/ugo

go without GOPATH

Primary LanguageGo

DED

THIS IS NO LONGER NESSESARY

go finally supports modules natively

ugo

ugo is an extremly simple and obvious solution to all your GOPATH troubles.

If the official way of working with go is somehow troubling you, this is the one workaround you need.

tested with works
go1.7.4 linux/amd64 yep
go1.8.3 linux/amd64 yep

Please open a github issue to report if it works on your platform (windows is not supported)

the fix

simply add a file ".gopackage" to your package root, containing the full path of your package

$ git clone github.com/foo/bar && cd something
$ go get
  error: you have angered the GOPATH god
$ echo 'github.com/foo/bar' > .gopackage
$ ugo go get
$ ugo go build
# just bloody works
  • A workaround for the underlying design mistake in go, not a vendoring tool (see background)
  • So trivial that many other tools can be implemented on this
  • Foward and backward compatible with the official way of working.
  • A Trivial single file with zero overhead to the project that all projects can adopt painfree

using ugo

This repo contains ugo, that creates a workspace in the project root of whatever you're building.

It's quite simplistic and many more tools can be built using the obvious package fix (read below). If you implement something else that uses .gopackage, let me know and i'll link from here

go get -u github.com/aep/ugo

"ugo anything" will create the virtual workspace, add it to your existing gopath and then exec "anything"

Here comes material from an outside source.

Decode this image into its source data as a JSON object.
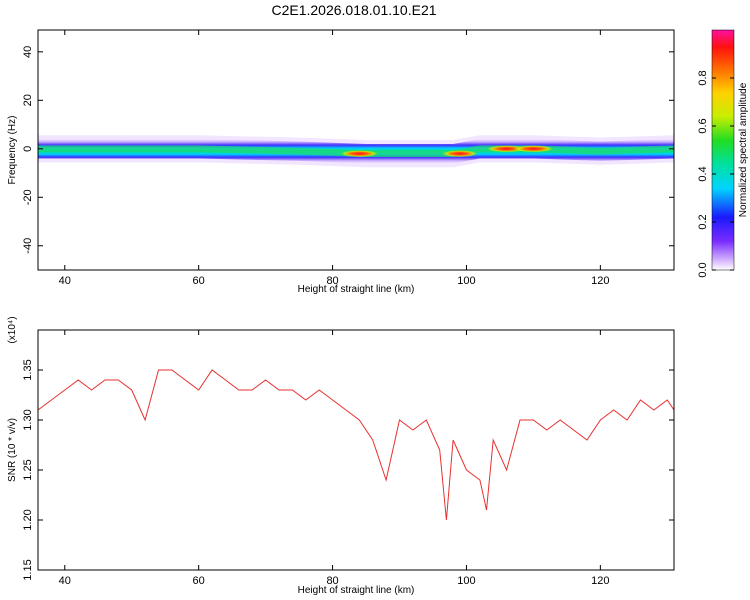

This also works with other tools need to know the import path, such as generators or parsers, for example to use ginkgo generate just prefix it with "ugo"

$ ginkgo generate
Couldn't identify package import path.
$ ugo ginkgo generate
#works fine

You can also pass -r to this script to not add but replace the workspace, which works exactly the same way, except that all dependencies are redownloaded for every project. I'd recommend using vendoring instead. -r also serves as a workaround for broken tools that only accept a single path in GOPATH

background

GOPATH has many issues, such as crippling any workflow with private repos, mixed go and non-go code, git submodules, or global dependencies generally being a terrible idea. Probably a million more. There's workarounds for every issue GOPATH brings, but the puzzling part for me was: why does GOPATH even exist, when no other language has it?

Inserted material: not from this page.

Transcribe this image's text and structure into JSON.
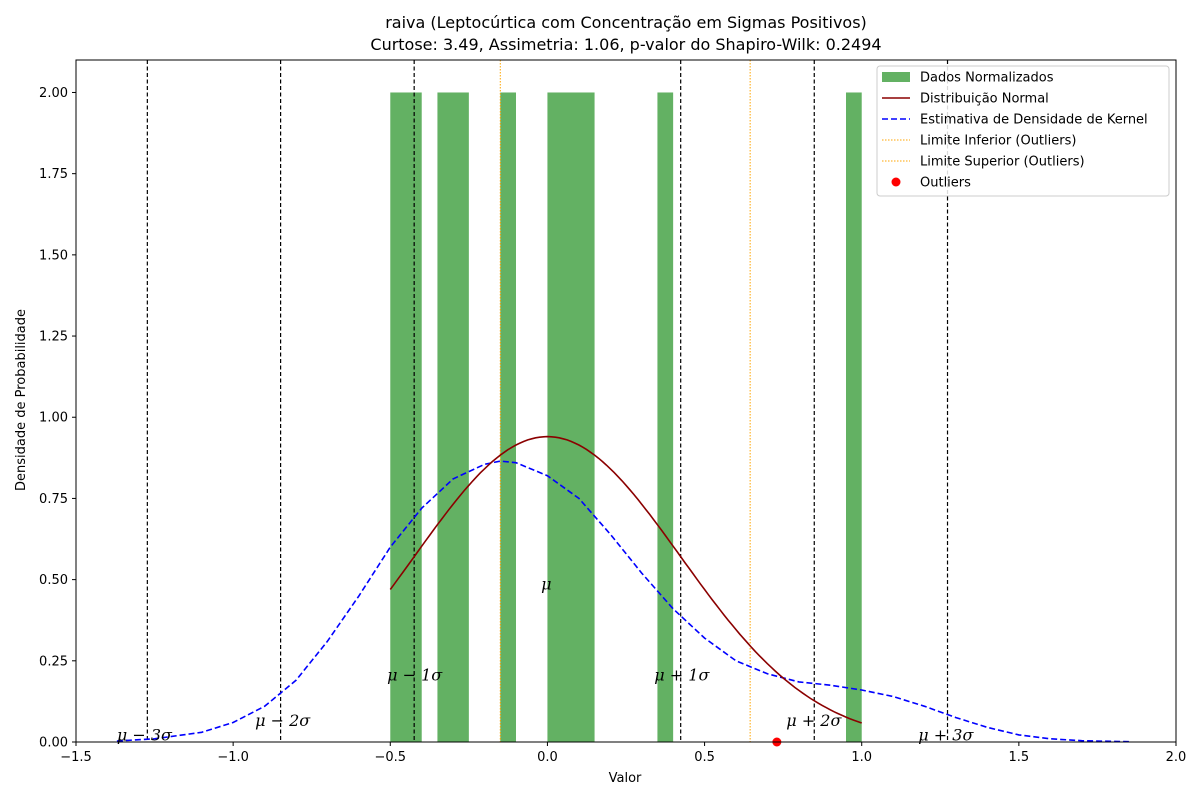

Here's an attempt to explain the situation:

let's assume this is your project:

  $ git clone github.com/company/server/
  $ tree server
  server
  ├── router
  │   └──  router.go
  └── cmd
      └──  main.go

your router.go:

package router

and your main.go imports the router sub package

package main
import "github.com/company/server/router"

since package names must be short, and import names must be full urls there is no way go build could figure out these two things are related. Unless we're complying with the law :

$ cd $GOPATH
$ git clone github.com/company/server/ src/github.com/company/server/
$ tree
  src
  └── github.com
      └── company
          └── server
              ├── router
              |   └── router.go
              └── cmd
                  └──  main.go

now the go tools understand what "import github.com/company/server/router" means, because that is a valid path relative to GOPATH

I'm unsure wether this is the reason gopath exists, but it is the only time it's actually needed for any of the go tools.

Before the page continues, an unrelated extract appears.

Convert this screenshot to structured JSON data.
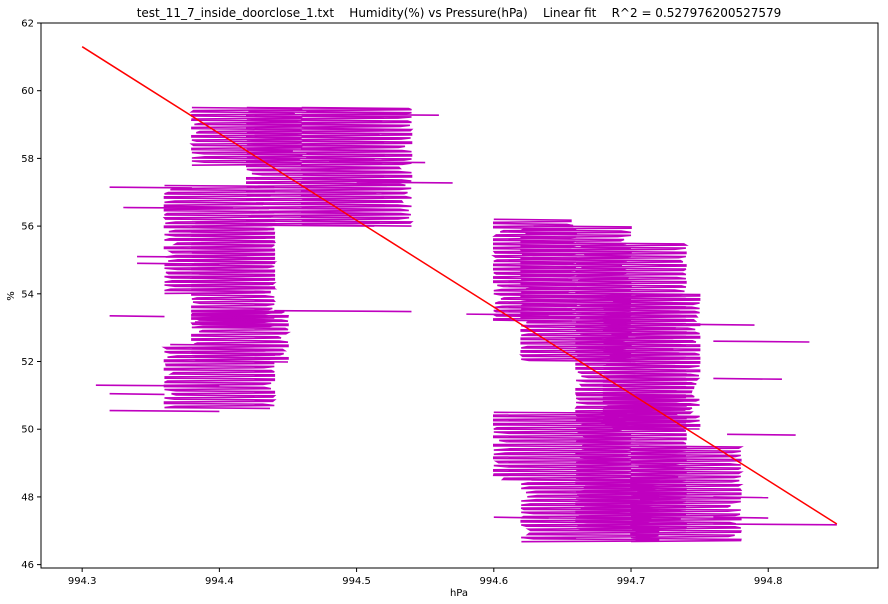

ugo fakes that layout inside a symlink, so the go tools know where to find stuff, without you having to bother about all the other problems that come with gopath

  $ git clone github.com/company/server/
  $ cd server && ugo *anything*
  $ tree server
  server
  ├── .gopackage
  ├── router
  │   └──  router.go
  ├── cmd
  │   └──  main.go
  └── .workspace
      └── src
          └── github.com
              └── company
                  └── ...

In theory, go tools could just read .gopackage directly or use full names in the package directive, and do away with GOPATH. Until then, this workaround hopefully enable a saner workflow for everyone.